Okay. (You know it’s always going to be good when I begin with the word “okay” and try to pass it off as a sentence.) My plan…isn’t working exactly the way I expected. Oh, sure, I’m doing fine with the acting, and with the not complaining to anyone but my designated complainees (although I’ve slacked a bit there)…and with the not doing things with the intention of making him jealous (because of the Bible verse Cortney asked me to try on for size).
But the Bible verse wasn’t just telling me not to make him jealous; 2nd Corinthians was very clear that envy is unacceptable on anyone’s terms, and I have been feeling very jealous. How can I not? He has a girlfriend. He stated as much to Casey. (He still has not told me anything, but the fact remains that the word “girlfriend”, in regards to her, has come out of his mouth.)
So…I guess I just didn’t take into consideration that I would get jealous.

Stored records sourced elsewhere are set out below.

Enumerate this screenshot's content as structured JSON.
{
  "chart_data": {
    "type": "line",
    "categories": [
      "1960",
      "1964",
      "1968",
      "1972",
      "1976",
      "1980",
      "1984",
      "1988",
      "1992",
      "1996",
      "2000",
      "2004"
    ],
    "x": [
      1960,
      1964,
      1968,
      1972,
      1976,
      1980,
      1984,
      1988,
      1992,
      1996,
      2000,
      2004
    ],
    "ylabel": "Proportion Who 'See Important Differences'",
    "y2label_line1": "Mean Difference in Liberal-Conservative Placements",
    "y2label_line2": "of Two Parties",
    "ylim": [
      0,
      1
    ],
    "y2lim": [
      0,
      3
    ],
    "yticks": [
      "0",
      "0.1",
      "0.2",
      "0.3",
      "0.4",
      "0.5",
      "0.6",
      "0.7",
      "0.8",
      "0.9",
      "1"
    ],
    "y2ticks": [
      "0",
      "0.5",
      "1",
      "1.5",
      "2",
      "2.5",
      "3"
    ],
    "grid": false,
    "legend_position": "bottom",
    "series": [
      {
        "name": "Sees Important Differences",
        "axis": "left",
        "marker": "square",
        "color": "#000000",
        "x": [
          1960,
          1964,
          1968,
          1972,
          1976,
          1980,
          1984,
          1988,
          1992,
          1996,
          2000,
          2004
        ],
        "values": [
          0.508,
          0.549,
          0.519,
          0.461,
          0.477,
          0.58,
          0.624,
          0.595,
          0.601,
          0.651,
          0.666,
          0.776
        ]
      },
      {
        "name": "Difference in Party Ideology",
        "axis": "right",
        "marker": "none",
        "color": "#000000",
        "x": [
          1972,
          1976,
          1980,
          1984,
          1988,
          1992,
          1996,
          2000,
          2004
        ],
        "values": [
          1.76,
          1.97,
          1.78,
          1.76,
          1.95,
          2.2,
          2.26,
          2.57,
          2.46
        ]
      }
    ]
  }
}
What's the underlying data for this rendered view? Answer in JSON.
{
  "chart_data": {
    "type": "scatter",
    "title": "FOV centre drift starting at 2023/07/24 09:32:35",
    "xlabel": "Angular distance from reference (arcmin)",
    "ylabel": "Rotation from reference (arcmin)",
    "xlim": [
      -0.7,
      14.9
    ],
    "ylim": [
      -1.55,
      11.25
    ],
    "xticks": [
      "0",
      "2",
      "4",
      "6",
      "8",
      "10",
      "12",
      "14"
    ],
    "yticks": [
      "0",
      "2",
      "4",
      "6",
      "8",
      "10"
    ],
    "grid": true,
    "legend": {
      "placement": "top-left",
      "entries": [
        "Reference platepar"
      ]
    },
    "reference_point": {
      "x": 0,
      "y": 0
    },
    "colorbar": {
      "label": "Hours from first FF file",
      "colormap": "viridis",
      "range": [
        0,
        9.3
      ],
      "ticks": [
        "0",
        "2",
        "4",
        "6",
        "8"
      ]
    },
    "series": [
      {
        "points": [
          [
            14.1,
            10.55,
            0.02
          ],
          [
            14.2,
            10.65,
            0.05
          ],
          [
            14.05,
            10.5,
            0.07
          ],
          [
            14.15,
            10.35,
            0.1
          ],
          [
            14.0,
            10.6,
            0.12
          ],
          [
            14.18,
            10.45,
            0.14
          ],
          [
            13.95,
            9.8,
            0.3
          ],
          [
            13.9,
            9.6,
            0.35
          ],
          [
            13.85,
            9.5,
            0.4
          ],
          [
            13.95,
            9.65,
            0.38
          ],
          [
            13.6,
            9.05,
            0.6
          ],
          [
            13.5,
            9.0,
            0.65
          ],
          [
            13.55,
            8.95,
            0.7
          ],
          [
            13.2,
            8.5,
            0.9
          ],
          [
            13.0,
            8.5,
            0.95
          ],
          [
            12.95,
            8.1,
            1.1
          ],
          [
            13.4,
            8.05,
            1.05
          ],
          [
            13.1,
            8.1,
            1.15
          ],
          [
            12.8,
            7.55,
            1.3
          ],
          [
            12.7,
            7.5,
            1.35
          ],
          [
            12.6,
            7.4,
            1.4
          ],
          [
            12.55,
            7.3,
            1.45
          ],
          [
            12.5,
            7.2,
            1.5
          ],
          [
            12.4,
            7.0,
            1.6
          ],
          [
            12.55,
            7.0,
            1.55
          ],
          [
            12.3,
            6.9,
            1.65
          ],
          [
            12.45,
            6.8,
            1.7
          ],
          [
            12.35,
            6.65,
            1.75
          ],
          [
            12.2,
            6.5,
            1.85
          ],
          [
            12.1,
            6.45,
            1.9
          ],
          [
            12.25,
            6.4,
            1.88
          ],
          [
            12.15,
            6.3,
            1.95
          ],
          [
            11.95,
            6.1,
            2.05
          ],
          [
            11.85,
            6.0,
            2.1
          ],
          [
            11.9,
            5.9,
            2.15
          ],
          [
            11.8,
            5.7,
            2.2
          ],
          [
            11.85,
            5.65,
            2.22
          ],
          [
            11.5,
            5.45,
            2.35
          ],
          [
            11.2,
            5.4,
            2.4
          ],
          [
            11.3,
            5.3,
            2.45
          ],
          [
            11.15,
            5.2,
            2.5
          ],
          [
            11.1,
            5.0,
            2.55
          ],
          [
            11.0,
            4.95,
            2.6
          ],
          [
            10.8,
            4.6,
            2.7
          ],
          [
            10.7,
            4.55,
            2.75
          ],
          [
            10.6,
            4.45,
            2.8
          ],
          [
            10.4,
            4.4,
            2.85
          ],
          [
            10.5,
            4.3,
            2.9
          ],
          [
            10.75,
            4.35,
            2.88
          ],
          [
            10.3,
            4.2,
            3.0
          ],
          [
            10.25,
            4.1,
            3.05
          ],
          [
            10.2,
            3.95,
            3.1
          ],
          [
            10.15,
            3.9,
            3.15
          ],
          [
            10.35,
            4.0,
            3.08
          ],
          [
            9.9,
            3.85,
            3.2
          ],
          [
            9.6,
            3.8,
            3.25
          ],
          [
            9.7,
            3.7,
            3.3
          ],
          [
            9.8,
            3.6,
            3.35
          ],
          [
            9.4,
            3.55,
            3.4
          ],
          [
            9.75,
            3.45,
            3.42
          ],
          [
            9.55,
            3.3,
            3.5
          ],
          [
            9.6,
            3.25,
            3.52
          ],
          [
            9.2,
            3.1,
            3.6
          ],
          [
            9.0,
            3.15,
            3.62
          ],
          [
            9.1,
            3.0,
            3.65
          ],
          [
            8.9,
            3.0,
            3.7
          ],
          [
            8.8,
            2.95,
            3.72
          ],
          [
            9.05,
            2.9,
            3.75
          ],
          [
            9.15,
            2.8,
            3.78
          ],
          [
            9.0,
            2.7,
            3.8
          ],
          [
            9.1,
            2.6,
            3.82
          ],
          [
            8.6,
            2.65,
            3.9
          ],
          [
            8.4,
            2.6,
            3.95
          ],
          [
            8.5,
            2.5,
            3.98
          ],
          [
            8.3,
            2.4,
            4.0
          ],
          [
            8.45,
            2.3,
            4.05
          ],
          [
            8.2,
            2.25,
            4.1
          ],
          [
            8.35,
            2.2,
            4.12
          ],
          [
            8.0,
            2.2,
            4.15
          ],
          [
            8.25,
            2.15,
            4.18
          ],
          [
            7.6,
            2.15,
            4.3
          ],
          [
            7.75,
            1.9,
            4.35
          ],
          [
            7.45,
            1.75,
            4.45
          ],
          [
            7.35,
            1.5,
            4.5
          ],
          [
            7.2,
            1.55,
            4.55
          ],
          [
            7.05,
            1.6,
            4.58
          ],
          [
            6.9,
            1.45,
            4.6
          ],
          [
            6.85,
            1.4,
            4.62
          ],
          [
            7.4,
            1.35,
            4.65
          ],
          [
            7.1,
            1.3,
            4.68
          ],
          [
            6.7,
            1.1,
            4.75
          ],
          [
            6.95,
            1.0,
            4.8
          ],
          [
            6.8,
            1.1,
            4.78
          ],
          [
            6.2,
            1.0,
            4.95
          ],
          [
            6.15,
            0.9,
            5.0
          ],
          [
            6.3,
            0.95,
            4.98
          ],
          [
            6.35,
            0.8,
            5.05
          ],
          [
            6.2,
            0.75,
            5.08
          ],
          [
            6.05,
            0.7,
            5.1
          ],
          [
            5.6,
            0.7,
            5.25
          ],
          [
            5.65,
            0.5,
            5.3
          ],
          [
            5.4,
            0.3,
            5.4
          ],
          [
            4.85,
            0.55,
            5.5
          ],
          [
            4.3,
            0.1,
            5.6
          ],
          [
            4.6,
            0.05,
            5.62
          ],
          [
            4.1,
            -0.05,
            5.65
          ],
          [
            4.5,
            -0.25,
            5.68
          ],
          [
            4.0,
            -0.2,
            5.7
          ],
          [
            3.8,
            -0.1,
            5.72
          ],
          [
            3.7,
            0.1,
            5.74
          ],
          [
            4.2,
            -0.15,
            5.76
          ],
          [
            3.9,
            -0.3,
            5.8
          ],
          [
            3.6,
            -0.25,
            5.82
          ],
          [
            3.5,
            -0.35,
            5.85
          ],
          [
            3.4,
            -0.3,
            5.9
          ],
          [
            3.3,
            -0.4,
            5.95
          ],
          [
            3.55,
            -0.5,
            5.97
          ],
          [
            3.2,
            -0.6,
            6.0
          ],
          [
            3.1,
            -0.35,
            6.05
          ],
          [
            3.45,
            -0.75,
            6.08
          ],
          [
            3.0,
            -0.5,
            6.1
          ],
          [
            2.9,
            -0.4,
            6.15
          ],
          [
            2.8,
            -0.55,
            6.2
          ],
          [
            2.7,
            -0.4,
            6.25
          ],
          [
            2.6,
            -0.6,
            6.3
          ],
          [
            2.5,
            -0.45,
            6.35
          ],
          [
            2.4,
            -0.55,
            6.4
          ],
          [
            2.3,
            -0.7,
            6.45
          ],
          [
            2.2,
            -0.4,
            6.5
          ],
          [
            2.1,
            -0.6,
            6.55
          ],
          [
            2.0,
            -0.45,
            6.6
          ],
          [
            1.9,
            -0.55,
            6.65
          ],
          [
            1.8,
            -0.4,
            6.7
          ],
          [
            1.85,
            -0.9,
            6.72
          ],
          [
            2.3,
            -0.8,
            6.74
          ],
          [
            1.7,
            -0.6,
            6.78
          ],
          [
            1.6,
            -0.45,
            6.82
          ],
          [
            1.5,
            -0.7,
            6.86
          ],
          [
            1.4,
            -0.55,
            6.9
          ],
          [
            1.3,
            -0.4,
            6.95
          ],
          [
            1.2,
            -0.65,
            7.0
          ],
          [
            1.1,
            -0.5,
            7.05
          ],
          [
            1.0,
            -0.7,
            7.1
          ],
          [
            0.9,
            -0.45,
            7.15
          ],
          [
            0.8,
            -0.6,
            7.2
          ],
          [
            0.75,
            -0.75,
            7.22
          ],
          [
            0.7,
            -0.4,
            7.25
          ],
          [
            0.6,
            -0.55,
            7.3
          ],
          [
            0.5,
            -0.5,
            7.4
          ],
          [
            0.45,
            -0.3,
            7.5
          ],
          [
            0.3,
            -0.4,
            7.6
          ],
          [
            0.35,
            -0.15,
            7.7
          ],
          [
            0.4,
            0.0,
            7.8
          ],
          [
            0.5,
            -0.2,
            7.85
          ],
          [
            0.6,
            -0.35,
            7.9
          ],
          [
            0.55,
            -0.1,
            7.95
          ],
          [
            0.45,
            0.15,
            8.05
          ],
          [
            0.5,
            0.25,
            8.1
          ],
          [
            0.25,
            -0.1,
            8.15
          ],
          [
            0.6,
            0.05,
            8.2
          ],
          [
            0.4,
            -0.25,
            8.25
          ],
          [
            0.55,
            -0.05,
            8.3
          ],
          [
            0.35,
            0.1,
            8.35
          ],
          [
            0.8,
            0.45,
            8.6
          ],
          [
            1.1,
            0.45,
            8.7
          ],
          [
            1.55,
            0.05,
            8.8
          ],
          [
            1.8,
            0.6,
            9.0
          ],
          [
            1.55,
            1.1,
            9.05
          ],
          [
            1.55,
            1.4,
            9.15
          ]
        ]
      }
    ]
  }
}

I sort of forgot, in all my planning, that I might have feelings, too.
I don’t wish to talk about my feelings here, however. A moment ago I did, but now I can’t bring myself to post them–mainly, I suppose, because it is in violation of the vows that I made a while back.
And the jealousy just continues to get to me. I can’t make it go away. How can you make something like that go away? Unless the situation changes, it’s there.
As I said, though, I don’t want to and can’t talk about my feelings, so I am changing the subject now.
…But I am so longing for the opportunity to innocently suggest the idea that her eyes are too close together, just to mess with his head. (See the original Parent Trap.)
In other news….
I’ve got two technical dates this weekend (I say “technical”, because I choose not to consider them such until I know that that’s definitely what the guy considers it). And yes, only two, not three or four or however many Dennis thinks it is. (Tinny told me, after watching The Phantom of the Opera, that I should tell everyone I have a boyfriend named Erik. Or Gerry. I think I’ve finally convinced him that Erik and Gerry are the same person; I just wonder how long before it sinks in that they are completely two-dimensional and that the Erik side of him does not actually exist—although Tinny may have gotten the non-existent side across to him with her comment about “role-playing”.) Hanging out with John Belushi (whose real name he fortunately reminded me of when he called—it’s Adam) on Friday, and then on Saturday, I am going to see Logan with Elliot.
See, Dennis keeps trying to make plans, and it’s always on a day that I already have plans, so I keep informing him that I am going to see Erik. (I think Dennis is jealous of Erik. Haha.)
Everything I’ve said in here tonight feels really incomplete and just…empty. It just doesn’t feel right.
Okay, I need to get my homework done, and I can’t remember what else (if anything) I’d wanted to say, so I’m through here for the night, except for this quote from dinner earlier:
“I can’t believe it; we’ve got fish and chips, and the Cornish Pixie still goes to the other line!”
Patrick, the Cornish Pixie, is apparently afraid of me…or at least, that’s what I think. I think I scared him away because I kept flirting with him, or he possibly has a girlfriend or is very shy. Sigh.